Leurs titres font référence aux auteurs dont je m’inspire et ils sont précédés du symbole Hashtag (#BruceNaumann#AndyWarhol). Un joli clin d’oeil aux réseaux sociaux très présents au quotidien. « REAL ESTATE » est un terme qualifiant la succession des artistes, utilisé dans le monde de l’art. Dans le Solo Show, les dessins exposés sont postérieurs aux peintures avec lesquelles s’établit un dialogue.

Sonia Jebsen : Vous êtes à l’origine de la création d’ART CLASSE (cours de peinture) qui met en avant vos qualités de pédagogue. Pourquoi et dans quel but ?

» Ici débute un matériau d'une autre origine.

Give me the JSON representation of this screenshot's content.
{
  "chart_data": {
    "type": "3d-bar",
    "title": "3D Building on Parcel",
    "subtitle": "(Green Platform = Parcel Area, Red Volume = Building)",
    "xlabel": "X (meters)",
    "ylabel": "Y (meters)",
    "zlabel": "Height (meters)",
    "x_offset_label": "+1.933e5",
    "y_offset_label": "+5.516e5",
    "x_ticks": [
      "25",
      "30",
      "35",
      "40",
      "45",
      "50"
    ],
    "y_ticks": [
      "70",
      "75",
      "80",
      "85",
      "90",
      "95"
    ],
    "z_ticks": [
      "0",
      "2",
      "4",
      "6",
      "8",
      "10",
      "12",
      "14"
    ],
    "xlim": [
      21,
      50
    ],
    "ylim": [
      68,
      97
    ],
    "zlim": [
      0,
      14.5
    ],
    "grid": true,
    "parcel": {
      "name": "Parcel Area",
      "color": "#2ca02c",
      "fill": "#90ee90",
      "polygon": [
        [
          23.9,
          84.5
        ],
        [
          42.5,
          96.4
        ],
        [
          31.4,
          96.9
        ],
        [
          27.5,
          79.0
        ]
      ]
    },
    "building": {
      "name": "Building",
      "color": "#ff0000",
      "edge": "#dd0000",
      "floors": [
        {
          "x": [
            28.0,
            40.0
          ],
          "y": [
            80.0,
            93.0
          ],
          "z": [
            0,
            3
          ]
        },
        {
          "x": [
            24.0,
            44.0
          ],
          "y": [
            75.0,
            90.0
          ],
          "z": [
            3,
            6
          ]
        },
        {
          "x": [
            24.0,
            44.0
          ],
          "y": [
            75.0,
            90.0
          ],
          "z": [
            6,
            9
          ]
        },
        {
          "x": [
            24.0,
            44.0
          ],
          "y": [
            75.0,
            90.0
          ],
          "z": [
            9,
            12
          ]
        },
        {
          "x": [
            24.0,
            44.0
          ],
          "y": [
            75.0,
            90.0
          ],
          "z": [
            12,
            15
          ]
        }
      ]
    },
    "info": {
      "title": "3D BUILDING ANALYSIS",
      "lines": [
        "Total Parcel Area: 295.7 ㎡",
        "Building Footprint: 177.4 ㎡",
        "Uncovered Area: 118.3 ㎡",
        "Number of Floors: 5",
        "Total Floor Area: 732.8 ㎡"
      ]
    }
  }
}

Stéphane Ducret : En 2016, c’était avant tout un moyen de gagner ma vie.  Mes capacités de pédagogue me permettent de transmettre aisément  mes connaissances, mes expériences au public.  A New-York, j’avais rencontré le peintre Rudolf Stingel qui a rédigé un manuel expliquant sa technique de peinture en cinq ou six étapes. Conclusion : en suivant des instructions claires,  n’importe qui peut créer une oeuvre d’art contemporaine similaire à l’originale. J’y ai puisé le concept d’ART CLASSE. Les ateliers REAL/FAKE  ont très vite remporté beaucoup de succès. Ils s’adressent à un large public. Durant les cours, je présente la démarche d’un artiste et une de ses oeuvres. Les participants créent un « vrai/faux » de l’original sur une durée de trois heures.  Grâce aux ateliers, j’explique  ce qu’est un artiste au niveau conceptuel, et pictural. Parmi les grands noms vous trouvez : Gerhard Richter, Andy Warhol, Basquiat, Rothko, Jackson Pollock, Joan Mitchell, Yayoi Kusama et tant d’autres … Une majorité d’américains car ils dominent le marché à 60% depuis la fin de la seconde guerre mondiale !

Sonia Jebsen : Petit questionnaire comme la cerise sur le gâteau… Citez-nous un artiste favori ?

Stéphane Ducret : Difficile mais parmi les contemporains, j’admire les dessins et tout le travail de l’américain Paul MacCarthy.

Sonia Jebsen : Un musée ?

Stéphane Ducret : (temps de réflexion) Restons local, le MCBA de Lausanne. C’est jouissif de se balader dans ce musée. Autant sur le plan architectural que par les expositions présentées !

Sonia Jebsen : Une définition de l’artiste ?

Stéphane Ducret : L’artiste est un être éternellement insatisfait qui, sans arrêt, questionne l’état du monde et l’état de la création. L’artiste est un raconteur d’histoires, un développeur de techniques et un « susciteur d’émerveillement ».